Crazy cold in Michigan, pollution levels, and nuclear energy: this week in environmental news


Each week, MNA gathers news stories from around the state and country related to nature and the environment. Here is what you may have missed this week in environmental news:


This graphic shows the temperature departure from normal for March 2014. (National Climatic Data Center)

Crazy cold in Michigan: See how we beat the rest of the world (MLive): A new report from NOAA’s National Climatic Data Center shows that Michigan’s March temperatures were farthest from normal of any region in the world. Michigan reached near-record cold temperatures in March, while much of the rest of the world experienced warmer temperatures than normal.

It’s time to stop ignoring the bad air we breathe ( Since 1980, levels of ozone pollution have fallen by 25% in the U.S., leaving far cleaner air than in decades past. However, new data from the American Lung Association shows that almost half of Americans are living in areas where smog and soot particles have led to unhealthy levels of pollution. The report also shows that some aspects of air quality have been deteriorating over the past few years in 22 of the 25 biggest metropolitan areas.

No applause for new fracking rules (Interlochen Public Radio): New rules proposed for fracking have watchdog groups worried. Critics say the proposed changes favor the oil and gas industry over neighbors and the public. A coalition of environmental and conservation groups will give a formal review of the proposed rules next week.

BP CEO: Lake Michigan spill ‘has been set aside’ (NWI Times): BP has been ramping up production at its Whiting, Indiana refinery, which spilled up to 1,638 gallons of crude oil into Lake Michigan in March. Chief Executive Bob Dudley says the oil spill is not expected to result in significant fallout for the company, and that no further cleanup work is needed. Dudley says there are no known impacts to wildlife or human health, and there has been no impact on refinery production.

Nuclear industry gains carbon-focused allies in push to save reactors (The New York Times): Environmentalists and the nuclear industry are pushing to preserve old nuclear reactors, which are threatened by cheap natural gas and wind energy. The groups argue that the loss of nuclear plants from the electricity grid would lead to millions of tons of additional carbon dioxide in the atmosphere each year because the substitute would be fossil fuels.


Lake Michigan oil spill, Asian Carp, and the Washington landslide: this week in environmental news

By Alyssa Kobylarek, MNA intern

Every Friday, MNA gathers news stories related to conservation and the environment from all over the state and country. Here is some of what happened this week in environmental news:

BP more than doubles estimate of Lake Michigan oil spill (Chicago Tribune): On Monday, oil leaked from BP Plc’s Whiting refinery in Indiana into Lake Michigan. The latest estimate says that 1,638 gallons of oil spilled into the lake, more than double the estimate given immediately following the spill. Officials from the EPA say the spill likely poses no long-term risks to the lake.
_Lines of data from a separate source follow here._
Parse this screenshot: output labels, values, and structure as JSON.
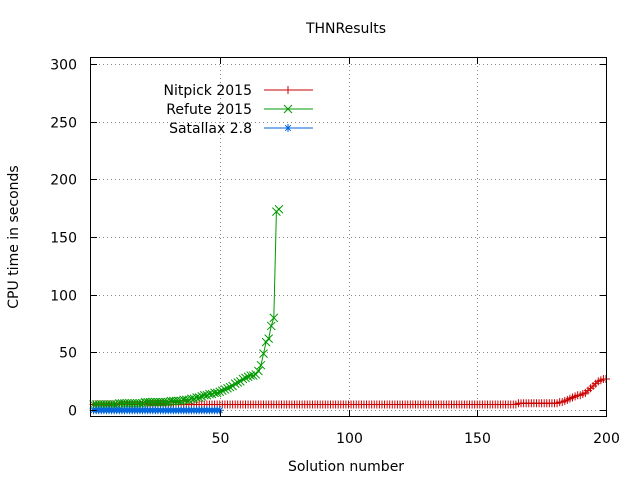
{
  "chart_data": {
    "type": "line",
    "title": "THNResults",
    "xlabel": "Solution number",
    "ylabel": "CPU time in seconds",
    "xlim": [
      0,
      200
    ],
    "ylim": [
      -5,
      305
    ],
    "xticks": [
      50,
      100,
      150,
      200
    ],
    "yticks": [
      0,
      50,
      100,
      150,
      200,
      250,
      300
    ],
    "grid": true,
    "legend_position": "top-left",
    "series": [
      {
        "name": "Nitpick 2015",
        "color": "#cc0000",
        "marker": "plus",
        "x_start": 1,
        "values": [
          5,
          5,
          5,
          5,
          5,
          5,
          5,
          5,
          5,
          5,
          5,
          5,
          5,
          5,
          5,
          5,
          5,
          5,
          5,
          5,
          5,
          5,
          5,
          5,
          5,
          5,
          5,
          5,
          5,
          5,
          5,
          5,
          5,
          5,
          5,
          5,
          5,
          5,
          5,
          5,
          5,
          5,
          5,
          5,
          5,
          5,
          5,
          5,
          5,
          5,
          5,
          5,
          5,
          5,
          5,
          5,
          5,
          5,
          5,
          5,
          5,
          5,
          5,
          5,
          5,
          5,
          5,
          5,
          5,
          5,
          5,
          5,
          5,
          5,
          5,
          5,
          5,
          5,
          5,
          5,
          5,
          5,
          5,
          5,
          5,
          5,
          5,
          5,
          5,
          5,
          5,
          5,
          5,
          5,
          5,
          5,
          5,
          5,
          5,
          5,
          5,
          5,
          5,
          5,
          5,
          5,
          5,
          5,
          5,
          5,
          5,
          5,
          5,
          5,
          5,
          5,
          5,
          5,
          5,
          5,
          5,
          5,
          5,
          5,
          5,
          5,
          5,
          5,
          5,
          5,
          5,
          5,
          5,
          5,
          5,
          5,
          5,
          5,
          5,
          5,
          5,
          5,
          5,
          5,
          5,
          5,
          5,
          5,
          5,
          5,
          5,
          5,
          5,
          5,
          5,
          5,
          5,
          5,
          5,
          5,
          5,
          5,
          5,
          5,
          5,
          6,
          6,
          6,
          6,
          6,
          6,
          6,
          6,
          6,
          6,
          6,
          6,
          6,
          6,
          6,
          6,
          7,
          7,
          8,
          9,
          10,
          11,
          12,
          13,
          13,
          14,
          15,
          17,
          19,
          21,
          23,
          25,
          26,
          27,
          27
        ]
      },
      {
        "name": "Refute 2015",
        "color": "#009900",
        "marker": "x",
        "x_start": 1,
        "values": [
          5,
          5,
          5,
          5,
          5,
          5,
          5,
          5,
          5,
          5,
          6,
          6,
          6,
          6,
          6,
          6,
          6,
          6,
          6,
          6,
          7,
          7,
          7,
          7,
          7,
          7,
          7,
          7,
          7,
          7,
          8,
          8,
          8,
          8,
          8,
          9,
          9,
          9,
          10,
          10,
          11,
          11,
          12,
          13,
          13,
          14,
          14,
          15,
          15,
          16,
          17,
          18,
          19,
          20,
          21,
          23,
          24,
          25,
          27,
          28,
          29,
          30,
          30,
          31,
          34,
          39,
          49,
          59,
          62,
          73,
          80,
          172,
          174
        ]
      },
      {
        "name": "Satallax 2.8",
        "color": "#0066dd",
        "marker": "star",
        "x_start": 1,
        "values": [
          0,
          0,
          0,
          0,
          0,
          0,
          0,
          0,
          0,
          0,
          0,
          0,
          0,
          0,
          0,
          0,
          0,
          0,
          0,
          0,
          0,
          0,
          0,
          0,
          0,
          0,
          0,
          0,
          0,
          0,
          0,
          0,
          0,
          0,
          0,
          0,
          0,
          0,
          0,
          0,
          0,
          0,
          0,
          0,
          0,
          0,
          0,
          0,
          0,
          0
        ]
      }
    ]
  }
}
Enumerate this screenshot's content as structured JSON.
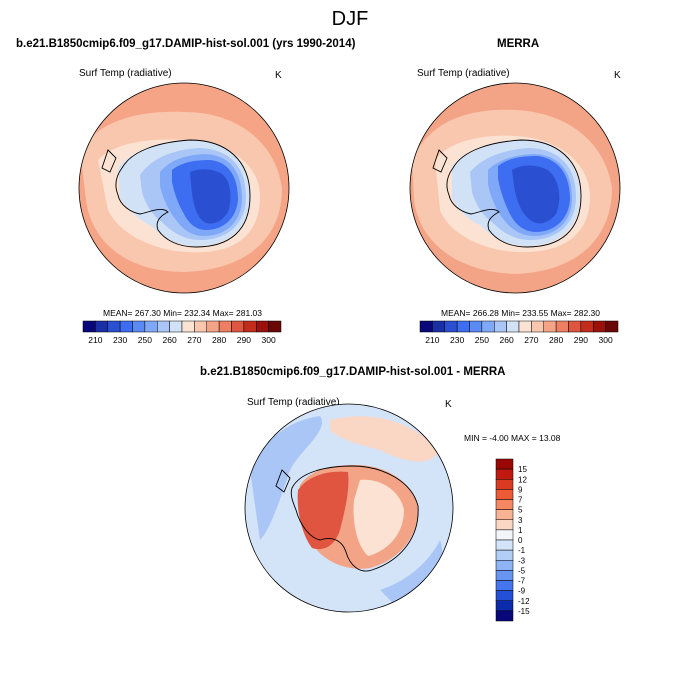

St. Louis River Estuary restoration: Cleaning up the past (Great Lakes Echo): Local, state, federal and non-governmental organizations are banding together to help restore the St. Louis River Estuary. It has suffered major environmental problems since the 1800s when people began destroying and shaping the landscape to make way for shipping traffic. Collaborative efforts are being made to clean up the mess.

Experts say that hydrological separation is the best way at keeping Asian carp out of the Great Lakes. Photo courtesy of Wikimedia Commons

Experts say that hydrological separation is the best way at keeping Asian carp out of the Great Lakes. Photo courtesy of Wikimedia Commons

Roger Germann: Working to keep the Asian carp out of our Great Lakes (mlive): most experts agree that hydrological separation is the best way to keep the Asian carp from getting into the Great Lakes. Roger Germann, executive vice president for Great Lakes and sustainability at the Shedd Aquarium, stated the long term key is prevention and that he thinks the invasive species issues should be looked at as a national issue.

Flood insurance rates rising: Database shows impact on Michigan communities (mlive):  At least 1.1 million policy holders nationwide and more than 14,000 in Michigan with government-subsidized insurance are expected to experience steadily rising rates in the coming years as the NFIP struggles with debt created by a series of storms. Exactly how high the rates will go is undetermined.

Elusive Whale Sets New Record for Depth and Length of Dives Among Mammals (National Geographic): A new study of Curvier’s beaked whales shows that they can dive to nearly 10,000 feet. Scientists are interested in these whales because sonar activity had stranded individuals on beaches. They studied them by attaching trackers to eight whales in southern California and followed them for several months.

Danger Lingers After Landslide Kills 8 in Washington State (New York Times): A landslide that slid down from a rain-saturated mountain slope left eight people dead and at least 18 missing in Washington State. The slide reduced homes to shattered fragments and buried a state highway. Many people spent Saturday night in an emergency shelter for those who had to evacuate their homes.